Electric vehicles still significantly costlier to make vs cars with internal combustion engine – Mercedes-Benz – paultan.org

Battery-electric vehicles have a significant initial cost penalty over an internal combustion car, and that is not going to change anytime soon. In fact, Mercedes-Benz chief technology officer, Markus Schäfer told Road and Track that EVs won’t get any cheaper in the near term, not realistically.

This has a lot to do with battery prices, which of late has been hit with a cost spike due to the ongoing Russia-Ukraine conflict. “Coming to US$50 (RM210) per kilowatt, which would lead to comparable cost basis to an internal combustion engine, I would say this is far out there. I don’t see that with the [battery] chemistry that we have today,” Schäfer said, adding that achieving “price parity” just isn’t possible with any current commercially available battery technology.

The push for affordable, high-density solid-state batteries is also years away from production, because having to mass produce them and making sure they meet intense durability requirements is a significantly time-consuming process.

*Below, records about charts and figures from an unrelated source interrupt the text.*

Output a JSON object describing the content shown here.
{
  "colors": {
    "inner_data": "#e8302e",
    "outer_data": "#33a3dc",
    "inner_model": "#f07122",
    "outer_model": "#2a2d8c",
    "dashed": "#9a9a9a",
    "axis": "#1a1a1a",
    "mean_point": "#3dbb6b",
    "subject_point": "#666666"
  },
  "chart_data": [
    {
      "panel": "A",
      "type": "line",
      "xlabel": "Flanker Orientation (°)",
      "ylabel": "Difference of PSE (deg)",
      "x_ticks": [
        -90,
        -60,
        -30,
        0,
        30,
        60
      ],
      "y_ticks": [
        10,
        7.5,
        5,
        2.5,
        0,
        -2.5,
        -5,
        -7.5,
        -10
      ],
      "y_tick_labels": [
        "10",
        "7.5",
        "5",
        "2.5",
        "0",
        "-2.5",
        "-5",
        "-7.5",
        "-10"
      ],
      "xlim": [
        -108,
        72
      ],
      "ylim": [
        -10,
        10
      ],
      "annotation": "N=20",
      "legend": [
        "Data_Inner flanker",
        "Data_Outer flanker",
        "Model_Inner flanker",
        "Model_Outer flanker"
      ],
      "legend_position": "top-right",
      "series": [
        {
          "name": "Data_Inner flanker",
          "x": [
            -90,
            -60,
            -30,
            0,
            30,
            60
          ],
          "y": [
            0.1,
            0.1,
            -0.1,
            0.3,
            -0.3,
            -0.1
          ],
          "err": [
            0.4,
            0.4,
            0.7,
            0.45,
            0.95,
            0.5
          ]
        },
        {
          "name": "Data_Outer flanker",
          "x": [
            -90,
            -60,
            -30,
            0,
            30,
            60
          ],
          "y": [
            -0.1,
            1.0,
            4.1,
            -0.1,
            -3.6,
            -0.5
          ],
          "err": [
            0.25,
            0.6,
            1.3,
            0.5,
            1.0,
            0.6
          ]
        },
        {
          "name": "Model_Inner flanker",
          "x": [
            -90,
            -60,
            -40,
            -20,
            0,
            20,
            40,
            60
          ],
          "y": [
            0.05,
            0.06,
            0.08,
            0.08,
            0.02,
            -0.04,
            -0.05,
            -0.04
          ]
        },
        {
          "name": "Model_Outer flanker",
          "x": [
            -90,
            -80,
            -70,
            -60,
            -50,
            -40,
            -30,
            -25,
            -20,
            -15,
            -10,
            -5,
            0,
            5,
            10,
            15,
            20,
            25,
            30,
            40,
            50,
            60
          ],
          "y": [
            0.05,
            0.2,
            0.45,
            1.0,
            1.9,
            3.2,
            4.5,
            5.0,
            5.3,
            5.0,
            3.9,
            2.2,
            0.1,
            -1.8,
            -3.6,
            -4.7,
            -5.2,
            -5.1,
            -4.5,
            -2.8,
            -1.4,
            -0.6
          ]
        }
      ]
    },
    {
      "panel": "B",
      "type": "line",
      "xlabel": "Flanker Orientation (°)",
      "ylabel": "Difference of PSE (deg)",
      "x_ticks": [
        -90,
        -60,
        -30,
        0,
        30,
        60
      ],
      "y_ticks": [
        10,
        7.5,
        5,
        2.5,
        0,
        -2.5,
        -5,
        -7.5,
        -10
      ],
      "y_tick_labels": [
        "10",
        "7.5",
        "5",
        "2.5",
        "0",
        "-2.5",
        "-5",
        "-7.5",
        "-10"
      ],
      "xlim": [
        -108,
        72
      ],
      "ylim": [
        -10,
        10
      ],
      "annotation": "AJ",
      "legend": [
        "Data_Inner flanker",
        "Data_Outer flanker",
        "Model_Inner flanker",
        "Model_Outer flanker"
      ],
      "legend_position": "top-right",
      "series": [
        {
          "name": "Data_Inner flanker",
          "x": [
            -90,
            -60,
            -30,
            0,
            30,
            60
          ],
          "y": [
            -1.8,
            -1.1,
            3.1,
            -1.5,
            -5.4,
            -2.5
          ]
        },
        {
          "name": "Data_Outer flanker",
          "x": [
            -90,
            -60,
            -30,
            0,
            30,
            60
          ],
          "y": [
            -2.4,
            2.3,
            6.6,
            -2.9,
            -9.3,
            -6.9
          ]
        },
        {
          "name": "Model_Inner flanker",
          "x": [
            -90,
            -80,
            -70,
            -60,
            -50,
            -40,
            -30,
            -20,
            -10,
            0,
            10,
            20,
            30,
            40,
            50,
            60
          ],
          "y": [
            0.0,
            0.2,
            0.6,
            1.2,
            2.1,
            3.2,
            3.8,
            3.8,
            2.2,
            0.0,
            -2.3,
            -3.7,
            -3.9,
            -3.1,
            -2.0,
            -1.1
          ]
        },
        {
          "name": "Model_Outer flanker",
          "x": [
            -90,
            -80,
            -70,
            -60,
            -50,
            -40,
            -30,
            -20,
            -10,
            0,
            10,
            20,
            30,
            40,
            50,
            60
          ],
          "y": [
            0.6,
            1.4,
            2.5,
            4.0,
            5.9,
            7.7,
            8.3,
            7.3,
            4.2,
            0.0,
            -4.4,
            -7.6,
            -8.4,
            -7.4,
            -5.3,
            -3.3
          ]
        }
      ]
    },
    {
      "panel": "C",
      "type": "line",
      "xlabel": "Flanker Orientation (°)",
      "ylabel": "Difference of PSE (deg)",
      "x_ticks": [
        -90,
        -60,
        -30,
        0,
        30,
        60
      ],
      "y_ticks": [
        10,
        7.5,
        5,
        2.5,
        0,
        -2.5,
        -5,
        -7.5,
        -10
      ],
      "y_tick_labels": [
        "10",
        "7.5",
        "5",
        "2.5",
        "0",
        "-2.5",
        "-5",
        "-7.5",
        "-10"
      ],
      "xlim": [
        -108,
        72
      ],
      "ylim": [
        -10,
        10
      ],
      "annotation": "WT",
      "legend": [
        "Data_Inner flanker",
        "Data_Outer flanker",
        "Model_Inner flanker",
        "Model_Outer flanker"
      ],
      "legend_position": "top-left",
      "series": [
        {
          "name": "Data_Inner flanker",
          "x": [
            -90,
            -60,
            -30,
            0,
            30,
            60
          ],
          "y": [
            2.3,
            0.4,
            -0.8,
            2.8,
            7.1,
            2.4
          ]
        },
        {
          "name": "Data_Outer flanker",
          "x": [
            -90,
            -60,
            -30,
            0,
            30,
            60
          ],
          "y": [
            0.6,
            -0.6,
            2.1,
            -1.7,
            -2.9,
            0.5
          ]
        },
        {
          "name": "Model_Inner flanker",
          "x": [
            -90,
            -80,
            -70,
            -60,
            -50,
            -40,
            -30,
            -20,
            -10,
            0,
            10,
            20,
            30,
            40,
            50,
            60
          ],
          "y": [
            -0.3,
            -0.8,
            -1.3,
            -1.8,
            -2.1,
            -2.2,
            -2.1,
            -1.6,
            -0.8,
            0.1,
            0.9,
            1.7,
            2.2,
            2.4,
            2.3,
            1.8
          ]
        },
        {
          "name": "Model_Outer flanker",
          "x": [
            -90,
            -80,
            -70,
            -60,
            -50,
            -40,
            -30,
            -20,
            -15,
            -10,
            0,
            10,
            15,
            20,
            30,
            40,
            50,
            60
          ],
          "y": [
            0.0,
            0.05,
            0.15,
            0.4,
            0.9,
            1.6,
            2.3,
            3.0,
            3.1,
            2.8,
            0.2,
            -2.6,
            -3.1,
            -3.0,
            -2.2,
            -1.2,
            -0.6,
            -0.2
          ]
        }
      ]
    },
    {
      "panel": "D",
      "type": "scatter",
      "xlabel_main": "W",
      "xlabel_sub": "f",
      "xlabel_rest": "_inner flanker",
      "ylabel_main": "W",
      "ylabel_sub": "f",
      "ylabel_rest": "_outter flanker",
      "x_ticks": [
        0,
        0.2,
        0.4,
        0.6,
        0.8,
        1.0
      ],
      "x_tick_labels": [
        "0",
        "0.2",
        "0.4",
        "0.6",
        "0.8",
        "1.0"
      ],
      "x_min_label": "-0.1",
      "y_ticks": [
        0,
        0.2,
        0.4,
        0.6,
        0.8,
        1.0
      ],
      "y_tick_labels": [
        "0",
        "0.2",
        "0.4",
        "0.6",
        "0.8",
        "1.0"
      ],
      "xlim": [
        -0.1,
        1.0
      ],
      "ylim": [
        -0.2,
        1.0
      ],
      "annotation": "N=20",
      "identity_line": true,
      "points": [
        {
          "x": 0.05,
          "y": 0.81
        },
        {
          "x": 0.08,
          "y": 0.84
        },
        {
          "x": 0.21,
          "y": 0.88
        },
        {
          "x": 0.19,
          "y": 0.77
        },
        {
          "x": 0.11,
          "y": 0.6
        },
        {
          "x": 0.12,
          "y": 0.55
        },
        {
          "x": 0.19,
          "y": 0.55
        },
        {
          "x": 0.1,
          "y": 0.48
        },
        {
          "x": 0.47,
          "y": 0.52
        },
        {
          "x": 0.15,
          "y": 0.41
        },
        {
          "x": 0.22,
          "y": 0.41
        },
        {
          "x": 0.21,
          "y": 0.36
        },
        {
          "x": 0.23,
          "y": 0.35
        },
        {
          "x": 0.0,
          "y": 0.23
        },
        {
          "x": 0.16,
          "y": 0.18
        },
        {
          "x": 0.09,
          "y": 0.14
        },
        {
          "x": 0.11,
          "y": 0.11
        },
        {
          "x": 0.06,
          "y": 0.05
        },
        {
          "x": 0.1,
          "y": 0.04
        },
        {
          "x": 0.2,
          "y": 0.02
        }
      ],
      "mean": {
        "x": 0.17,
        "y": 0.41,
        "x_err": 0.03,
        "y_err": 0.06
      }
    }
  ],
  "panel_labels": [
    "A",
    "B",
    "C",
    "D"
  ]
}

The Tesla Model 3, once pitted as an affordable US$35k EV for the masses, now starts at US$48k

While the uptick in demand for EVs has helped battery manufacturers with economies of scale, it is also this scale that poses a challenge, R&T reports. Thanks to the popularity of EVs and continued growth in consumer electronics, the demand for lithium batteries is on track to far outstrip the capacity of current rare-earth metal mines.

The earth has more lithium deposits, but setting up mining operations is complicated and expensive. Analysts are also predicting that the ongoing lithium shortage won’t be solved by the middle of the decade.

“So the anticipated decrease well below US$100 (RM420) per kilowatt, that might take longer,” Schäfer said. “The chemistry, honestly, if we’re staying with the ingredients we have today… there’s not that breakthrough foreseeable.”